Fast generation of Pauli transfer matrices utilizing tensor product structure

TL;DR

This paper introduces new tensor product-based algorithms for efficiently converting various quantum channel representations into Pauli transfer matrices, improving computational performance for multi-qubit systems.

Contribution

The authors develop algorithms that explicitly utilize tensor product structure to convert quantum channels into Pauli transfer matrices more efficiently than existing methods.

Findings

Algorithms demonstrate improved runtime performance.

Effective for systems with up to seven qubits.

Asymptotic scaling derived and validated.

Abstract

Analysis of quantum processes, especially in the context of noise, errors, and decoherence is essential for the improvement of quantum devices.

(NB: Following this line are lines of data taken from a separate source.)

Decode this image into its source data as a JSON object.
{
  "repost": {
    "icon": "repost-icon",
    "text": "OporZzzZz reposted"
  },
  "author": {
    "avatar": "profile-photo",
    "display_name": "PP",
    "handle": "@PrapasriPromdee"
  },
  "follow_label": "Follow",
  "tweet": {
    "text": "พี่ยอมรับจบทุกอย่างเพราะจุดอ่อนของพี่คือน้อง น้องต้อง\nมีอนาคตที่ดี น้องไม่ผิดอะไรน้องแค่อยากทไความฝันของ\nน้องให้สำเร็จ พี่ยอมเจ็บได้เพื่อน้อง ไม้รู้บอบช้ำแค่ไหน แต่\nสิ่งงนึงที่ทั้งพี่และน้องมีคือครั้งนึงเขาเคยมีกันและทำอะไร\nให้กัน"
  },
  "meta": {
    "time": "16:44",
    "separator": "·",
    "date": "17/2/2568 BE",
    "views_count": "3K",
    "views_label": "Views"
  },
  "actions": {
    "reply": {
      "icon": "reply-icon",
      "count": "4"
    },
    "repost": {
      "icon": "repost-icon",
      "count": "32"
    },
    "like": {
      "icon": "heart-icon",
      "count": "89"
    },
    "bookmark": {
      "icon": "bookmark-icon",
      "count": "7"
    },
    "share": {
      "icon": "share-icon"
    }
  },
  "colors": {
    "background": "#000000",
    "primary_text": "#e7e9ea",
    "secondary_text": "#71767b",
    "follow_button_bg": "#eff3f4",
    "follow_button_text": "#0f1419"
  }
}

An intuitive representation of those processes modeled by quantum channels are Pauli transfer matrices. They display the action of a linear map in the $n$-qubit Pauli basis in a way, that is more intuitive, since Pauli strings are more tangible objects than the standard basis matrices. We set out to investigate classical algorithms that convert the various representations into Pauli transfer matrices. We propose new algorithms that make explicit use of the tensor product structure of the Pauli basis. They convert a quantum channel in a given representation (Chi or process matrix, Choi matrix, superoperator, or Kraus operators) to the corresponding Pauli transfer matrix. Moreover, the underlying principle can also be used to calculate the Pauli transfer matrix of other linear operations over $n$-qubit matrices such as left-, right-, and sandwich multiplication as well as forming the (anti-)commutator with a given operator. Finally, we investigate the runtime of these algorithms, derive their asymptotic scaling and demonstrate improved performance using instances with up to seven qubits.